Suat Kılıç, tarım sektörünün karşı karşıya olduğu zorluklara ve hükümetin politikalarına sert eleştiriler getirdi. Kılıç, yaşanan doğal afetler nedeniyle çiftçinin büyük zarar gördüğünü belirterek, devletin üreticiye sahip çıkması gerektiğinin altını çizdi.
Suat Kılıç'tan Hükümete Sert Uyarı
Yeniden Refah Partisi Genel Başkan Yardımcısı Suat Kılıç, öncelikle yaşanan zirai don hadisesine dikkat çekerek, "Zirai don Malatya'da kayısıyı etkiledi, Ege'de üzümü, Karadeniz'de fındığı, Türkiye'nin bütün bölgelerinde A'dan Z'ye bütün kalemlerde meyve ve sebze üretimini etkiledi" dedi.

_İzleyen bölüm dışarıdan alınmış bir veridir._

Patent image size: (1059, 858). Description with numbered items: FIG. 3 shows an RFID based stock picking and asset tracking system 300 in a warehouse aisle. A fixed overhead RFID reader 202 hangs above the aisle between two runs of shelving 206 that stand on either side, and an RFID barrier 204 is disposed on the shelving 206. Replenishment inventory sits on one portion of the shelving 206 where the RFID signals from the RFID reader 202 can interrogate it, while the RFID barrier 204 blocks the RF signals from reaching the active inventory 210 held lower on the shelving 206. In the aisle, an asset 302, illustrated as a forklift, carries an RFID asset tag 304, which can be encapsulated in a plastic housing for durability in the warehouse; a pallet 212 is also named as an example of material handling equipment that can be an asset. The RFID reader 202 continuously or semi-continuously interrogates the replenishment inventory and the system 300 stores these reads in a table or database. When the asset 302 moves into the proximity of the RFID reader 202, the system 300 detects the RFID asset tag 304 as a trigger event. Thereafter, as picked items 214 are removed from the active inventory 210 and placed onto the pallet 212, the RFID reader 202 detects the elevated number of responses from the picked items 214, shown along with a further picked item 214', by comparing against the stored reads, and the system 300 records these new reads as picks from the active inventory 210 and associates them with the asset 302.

Ve sonrasında Tarım Bakanlığı'nın yetersiz kaldığını öne sürdü ve gübre, mazot ve diğer masrafları karşılayan çiftçinin hatrını soran olmadığını söyledi.
"Bu konuda biz hükümet yetkililerini doğrudan uyarıyoruz"

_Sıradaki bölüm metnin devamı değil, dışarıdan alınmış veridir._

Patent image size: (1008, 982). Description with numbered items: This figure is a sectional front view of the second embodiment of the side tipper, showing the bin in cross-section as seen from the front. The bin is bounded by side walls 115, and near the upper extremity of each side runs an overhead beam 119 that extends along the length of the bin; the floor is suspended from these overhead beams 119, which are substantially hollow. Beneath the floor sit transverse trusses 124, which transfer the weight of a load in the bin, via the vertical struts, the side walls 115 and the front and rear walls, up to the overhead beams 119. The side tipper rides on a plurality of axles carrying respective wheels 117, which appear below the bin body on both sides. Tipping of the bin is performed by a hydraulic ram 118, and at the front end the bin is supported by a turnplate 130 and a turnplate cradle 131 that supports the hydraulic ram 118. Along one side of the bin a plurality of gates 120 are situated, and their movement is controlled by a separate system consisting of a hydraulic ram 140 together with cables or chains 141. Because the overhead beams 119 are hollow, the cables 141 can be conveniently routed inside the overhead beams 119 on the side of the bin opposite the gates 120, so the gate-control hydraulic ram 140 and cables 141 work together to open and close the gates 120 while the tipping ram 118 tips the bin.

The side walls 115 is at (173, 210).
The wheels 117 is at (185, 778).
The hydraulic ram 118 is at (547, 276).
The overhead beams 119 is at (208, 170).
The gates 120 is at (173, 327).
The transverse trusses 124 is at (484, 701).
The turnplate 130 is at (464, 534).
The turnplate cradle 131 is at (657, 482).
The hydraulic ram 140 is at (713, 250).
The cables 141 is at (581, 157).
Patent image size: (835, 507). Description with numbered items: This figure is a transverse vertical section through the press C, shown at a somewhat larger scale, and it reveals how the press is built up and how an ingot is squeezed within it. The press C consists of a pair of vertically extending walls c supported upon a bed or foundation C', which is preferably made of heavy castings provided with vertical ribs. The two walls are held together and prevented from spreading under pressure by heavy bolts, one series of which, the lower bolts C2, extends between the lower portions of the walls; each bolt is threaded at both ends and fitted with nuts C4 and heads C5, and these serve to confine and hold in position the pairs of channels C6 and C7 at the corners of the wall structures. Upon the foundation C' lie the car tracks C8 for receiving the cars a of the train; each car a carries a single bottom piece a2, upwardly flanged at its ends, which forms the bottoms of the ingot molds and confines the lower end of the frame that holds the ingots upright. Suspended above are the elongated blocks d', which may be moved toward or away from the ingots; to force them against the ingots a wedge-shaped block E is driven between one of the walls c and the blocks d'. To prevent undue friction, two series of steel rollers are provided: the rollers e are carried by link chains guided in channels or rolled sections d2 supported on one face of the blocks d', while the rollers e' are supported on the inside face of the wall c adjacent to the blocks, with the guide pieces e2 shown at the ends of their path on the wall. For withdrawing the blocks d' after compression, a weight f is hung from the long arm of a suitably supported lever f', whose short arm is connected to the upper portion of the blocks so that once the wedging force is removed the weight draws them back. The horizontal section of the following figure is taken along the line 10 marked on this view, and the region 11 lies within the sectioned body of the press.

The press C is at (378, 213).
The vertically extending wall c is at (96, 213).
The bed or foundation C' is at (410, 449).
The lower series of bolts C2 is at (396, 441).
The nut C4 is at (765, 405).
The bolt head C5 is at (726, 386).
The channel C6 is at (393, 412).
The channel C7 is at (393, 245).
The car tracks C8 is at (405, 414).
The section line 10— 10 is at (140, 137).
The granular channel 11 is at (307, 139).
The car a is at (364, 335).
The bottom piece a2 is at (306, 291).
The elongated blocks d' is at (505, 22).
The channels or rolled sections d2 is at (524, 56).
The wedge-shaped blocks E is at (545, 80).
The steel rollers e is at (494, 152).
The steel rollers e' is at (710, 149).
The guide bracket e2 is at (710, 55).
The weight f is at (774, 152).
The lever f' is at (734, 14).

Devletin, üretimi teşvik ederek çiftçinin yanında olması gerektiğini belirten Kılıç, aksi takdirde üreticinin ekmeyi ve biçmeyi terk edeceğini söyledi ve "Bu konuda biz hükümet yetkililerini doğrudan uyarıyoruz" dedi.

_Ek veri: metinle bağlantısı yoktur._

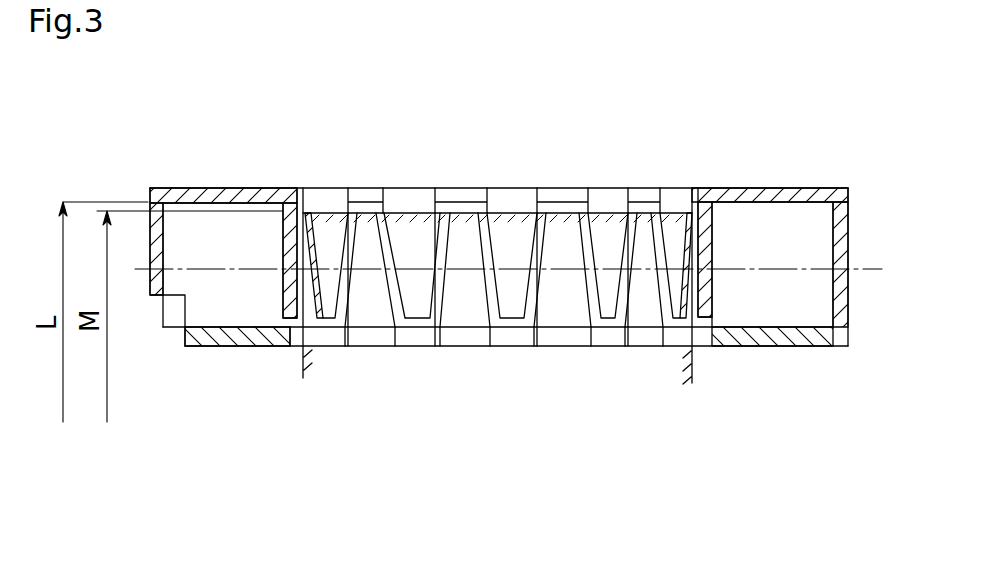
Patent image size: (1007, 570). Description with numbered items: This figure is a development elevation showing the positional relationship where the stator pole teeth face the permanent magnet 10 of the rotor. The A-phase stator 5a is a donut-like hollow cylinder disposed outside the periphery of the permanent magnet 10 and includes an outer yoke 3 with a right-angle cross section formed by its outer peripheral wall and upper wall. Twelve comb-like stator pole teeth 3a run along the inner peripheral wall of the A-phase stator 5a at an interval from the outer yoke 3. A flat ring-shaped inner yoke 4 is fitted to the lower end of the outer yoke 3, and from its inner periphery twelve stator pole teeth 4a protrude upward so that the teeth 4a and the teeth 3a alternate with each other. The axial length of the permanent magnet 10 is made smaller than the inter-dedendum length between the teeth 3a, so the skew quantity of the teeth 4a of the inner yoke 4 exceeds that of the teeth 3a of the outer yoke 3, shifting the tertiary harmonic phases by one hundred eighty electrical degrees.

The outer yoke 3 is at (848, 220).
The stator pole teeth 3a is at (287, 250).
The inner yoke 4 is at (773, 343).
The stator pole teeth 4a is at (562, 328).
The A-phase stator 5a is at (787, 177).
The permanent magnet 10 is at (347, 353).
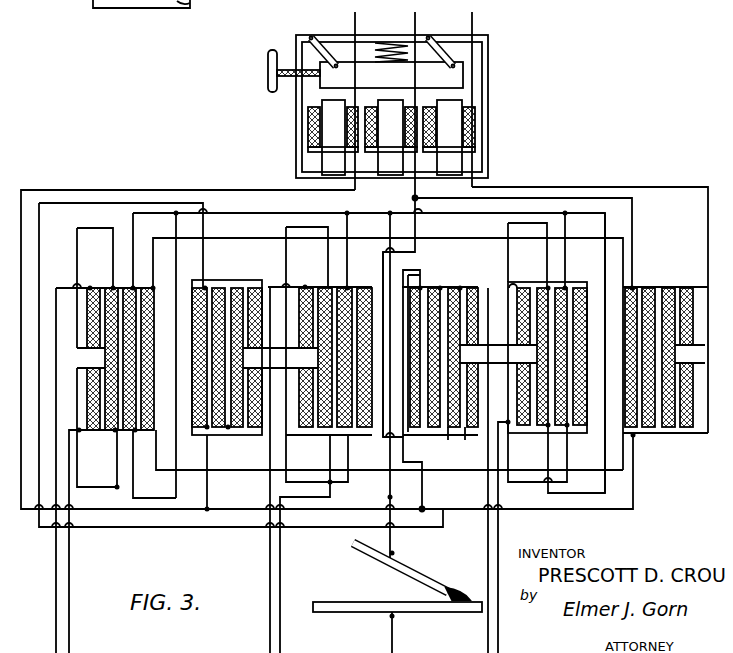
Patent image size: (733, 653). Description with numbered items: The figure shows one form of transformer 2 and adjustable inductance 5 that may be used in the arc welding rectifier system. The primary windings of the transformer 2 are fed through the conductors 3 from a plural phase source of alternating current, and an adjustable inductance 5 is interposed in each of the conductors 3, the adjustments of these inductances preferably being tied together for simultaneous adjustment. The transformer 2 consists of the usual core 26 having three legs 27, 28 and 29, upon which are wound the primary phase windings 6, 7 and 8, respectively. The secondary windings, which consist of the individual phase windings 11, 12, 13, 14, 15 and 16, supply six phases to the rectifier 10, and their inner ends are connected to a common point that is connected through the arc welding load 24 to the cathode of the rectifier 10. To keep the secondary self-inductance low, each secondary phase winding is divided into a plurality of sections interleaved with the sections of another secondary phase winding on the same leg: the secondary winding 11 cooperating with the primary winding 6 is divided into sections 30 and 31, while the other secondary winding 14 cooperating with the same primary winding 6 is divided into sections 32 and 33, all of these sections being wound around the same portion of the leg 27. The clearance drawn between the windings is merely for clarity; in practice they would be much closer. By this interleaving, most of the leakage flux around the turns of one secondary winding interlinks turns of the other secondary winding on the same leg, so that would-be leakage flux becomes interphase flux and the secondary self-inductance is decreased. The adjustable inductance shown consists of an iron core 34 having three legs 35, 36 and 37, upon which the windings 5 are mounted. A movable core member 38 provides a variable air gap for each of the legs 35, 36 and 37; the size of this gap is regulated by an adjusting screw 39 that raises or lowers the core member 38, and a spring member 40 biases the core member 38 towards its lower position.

The transformer 2 is at (615, 235).
The conductors 3 is at (474, 14).
The adjustable inductance 5 is at (431, 105).
The primary phase winding 6 is at (374, 287).
The primary phase winding 7 is at (583, 286).
The primary phase winding 8 is at (148, 288).
The rectifier 10 is at (229, 4).
The secondary winding 11 is at (477, 322).
The secondary phase winding 12 is at (665, 288).
The secondary phase winding 13 is at (222, 288).
The secondary winding 14 is at (452, 472).
The secondary phase winding 15 is at (666, 437).
The secondary phase winding 16 is at (248, 438).
The arc welding load 24 is at (440, 575).
The core 26 is at (233, 245).
The leg 27 is at (469, 326).
The leg 28 is at (612, 298).
The leg 29 is at (163, 425).
The section 30 is at (452, 287).
The section 31 is at (466, 287).
The section 32 is at (462, 466).
The section 33 is at (480, 466).
The iron core 34 is at (392, 176).
The leg 35 is at (332, 150).
The leg 36 is at (392, 149).
The leg 37 is at (448, 149).
The movable core member 38 is at (467, 72).
The adjusting screw 39 is at (272, 92).
The spring member 40 is at (404, 40).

Suat Kılıç'ın sosyal medya hesabından yaptığı paylaşımda ise şu ifadeler yer aldı;
Çiftçimizin karşı karşıya bulunduğu zorluklar; Zirai don Malatya'da kayısıyı etkiledi, Ege'de üzümü, Karadeniz'de fındığı, Türkiye'nin bütün bölgelerinde A'dan Z'ye bütün kalemlerde meyve ve sebze üretimi etkiledi.
Fakat devlet kulağının üzerine yatmaya devam etti. Zirai don yaşanmamış gibi Tarım Bakanlığı elini taşın altına koymadı. Zirai don hadiseleri karşısında gübreyi atan tarlayı eken, biçen, süren, mazotu yakan, bir acı tüketen köylünün hatrını soran olmadı.
Devlet zirai don konusunda üretimi teşvik edecek şekilde çiftçinin, üreticinin yanında yerini olmakla mükelleftir. Aksi taktirde gelecek yıl ekmeyi, biçmeyi terk edecektir. Bu konuda biz hükümet yetkililerini doğrudan uyarıyoruz.
Önce afet düzeyinde zirai don hadisesi. Şimdilerde aşırı sıcak ve kuraklıklar. Fındıktan kayısıya, kirazdan elmaya etkilenmeyen ürün kalmadı. Sıra hububat ve yağlı tohumlarda. Yağışsız aylar nedeniyle rekolte diplerde. Harmandaki hasılat, ekimdeki maliyeti karşılamaya yetmez.
Devlet ve Hükümet alarma geçmelidir, köylünün ürünü, rekolte kayıplarını karşılayacak şekilde fiyatlandırılmalıdır.